I hope this brings some clarity!
Best regards,
Styfen
Click me
import numpy as np
from numpy.polynomial.hermite import hermgauss
from scipy.stats import norm, qmc
def Y(x):
return 5*x**3 - 3*x**2 + 2*x + 4
def H0(x):
return 1
def H1(x):
return x
def H2(x):
return (x**2 - 1) / np.sqrt(2)
def H3(x):
return (x**3 - 3*x) / np.sqrt(6)
# -------------------------------------------------------------------
# Use Gaussian quadrature
# -------------------------------------------------------------------
N = 4 # Number of quadrature points
nodes, weights = hermgauss(N)
# Transform to standard normal
x_samples_normal = np.sqrt(2) * nodes
Y_samples_normal = Y(x_samples_normal)
H0_samples = H0(x_samples_normal)
H1_samples = H1(x_samples_normal)
H2_samples = H2(x_samples_normal)
H3_samples = H3(x_samples_normal)
# Compute coefficients using quadrature
a0 = np.sum(weights * Y_samples_normal * H0_samples) / np.sqrt(np.pi)

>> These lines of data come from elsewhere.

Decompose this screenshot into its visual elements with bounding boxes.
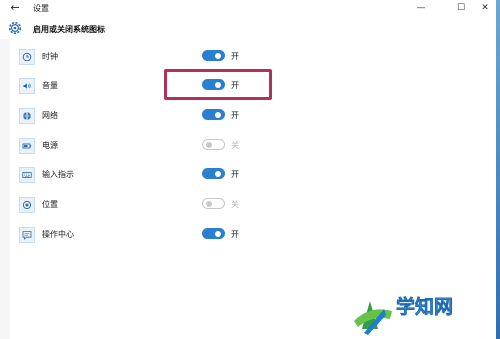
setting-label: 音量 (42, 81, 58, 90)
setting-row-network: 网络 开 (0, 104, 496, 128)
toggle-switch-input-indicator[interactable] (202, 168, 225, 179)
toggle-state-text: 开 (231, 230, 239, 239)
toggle-knob (215, 230, 221, 237)
title-bar: ← 设置 — ☐ ✕ (0, 0, 496, 18)
desktop-edge (496, 0, 500, 339)
toggle-state-text: 关 (231, 200, 239, 209)
toggle-state-text: 关 (231, 141, 239, 150)
setting-label: 电源 (42, 141, 58, 150)
toggle-switch-clock[interactable] (202, 50, 225, 61)
toggle-knob (206, 200, 212, 207)
minimize-button[interactable]: — (408, 0, 434, 17)
volume-icon (19, 78, 35, 94)
page-header: 启用或关闭系统图标 (0, 17, 496, 39)
setting-row-location: 位置 关 (0, 193, 496, 217)
toggle-state-text: 开 (231, 170, 239, 179)
gear-icon (8, 21, 22, 35)
toggle-knob (215, 170, 221, 177)
toggle-state-text: 开 (231, 52, 239, 61)
toggle-switch-network[interactable] (202, 109, 225, 120)
highlight-annotation (164, 69, 272, 100)
setting-row-input-indicator: 输入指示 开 (0, 163, 496, 187)
toggle-switch-action-center[interactable] (202, 228, 225, 239)
close-button[interactable]: ✕ (472, 0, 498, 17)
setting-row-clock: 时钟 开 (0, 45, 496, 69)
setting-label: 位置 (42, 200, 58, 209)
toggle-switch-power[interactable] (202, 139, 225, 150)
battery-icon (19, 138, 35, 154)
setting-row-power: 电源 关 (0, 134, 496, 158)
setting-label: 操作中心 (42, 230, 74, 239)
clock-icon (19, 49, 35, 65)
setting-label: 时钟 (42, 52, 58, 61)
location-icon (19, 197, 35, 213)
watermark-brand: 学知网 (396, 295, 453, 318)
setting-label: 输入指示 (42, 170, 74, 179)
setting-label: 网络 (42, 111, 58, 120)
toggle-knob (206, 141, 212, 148)
toggle-knob (215, 111, 221, 118)
network-icon (19, 108, 35, 124)
settings-window: ← 设置 — ☐ ✕ 启用或关闭系统图标 时钟 开 音量 开 网络 开 电源 关… (0, 0, 500, 339)
back-arrow-icon[interactable]: ← (8, 1, 22, 15)
toggle-switch-location[interactable] (202, 198, 225, 209)
watermark-logo: 学知网 www.jmqz1000.com (354, 295, 500, 335)
page-title: 启用或关闭系统图标 (33, 25, 105, 34)
toggle-state-text: 开 (231, 111, 239, 120)
toggle-knob (215, 52, 221, 59)
watermark-site: www.jmqz1000.com (394, 321, 500, 334)
setting-row-action-center: 操作中心 开 (0, 223, 496, 247)
keyboard-icon (19, 167, 35, 183)
action-center-icon (19, 227, 35, 243)
window-title: 设置 (33, 4, 49, 13)
maximize-button[interactable]: ☐ (448, 0, 474, 17)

a1 = np.sum(weights * Y_samples_normal * H1_samples) / np.sqrt(np.pi)
a2 = np.sum(weights * Y_samples_normal * H2_samples) / np.sqrt(np.pi)
a3 = np.sum(weights * Y_samples_normal * H3_samples) / np.sqrt(np.pi)
print("a0 = {:.2f}, a1 = {:.2f}, a2 = {:.2f}, a3 = {:.2f}".format(a0, a1, a2, a3))
# -------------------------------------------------------------------
# Use MC integration
# -------------------------------------------------------------------
N = 1_000_000 # Number of samples
sampler = qmc.LatinHypercube(d=1)
sample = sampler.random(n=N)
x_samples_normal = norm.ppf(sample) # Transform to standard normal
Y_samples_normal = Y(x_samples_normal)
H0_samples = H0(x_samples_normal)
H1_samples = H1(x_samples_normal)
H2_samples = H2(x_samples_normal)
H3_samples = H3(x_samples_normal)
a0 = np.mean(Y_samples_normal * H0_samples)
a1 = np.mean(Y_samples_normal * H1_samples)
a2 = np.mean(Y_samples_normal * H2_samples)
a3 = np.mean(Y_samples_normal * H3_samples)
print("a0 = {:.2f}, a1 = {:.2f}, a2 = {:.2f}, a3 = {:.2f}".format(a0, a1, a2, a3))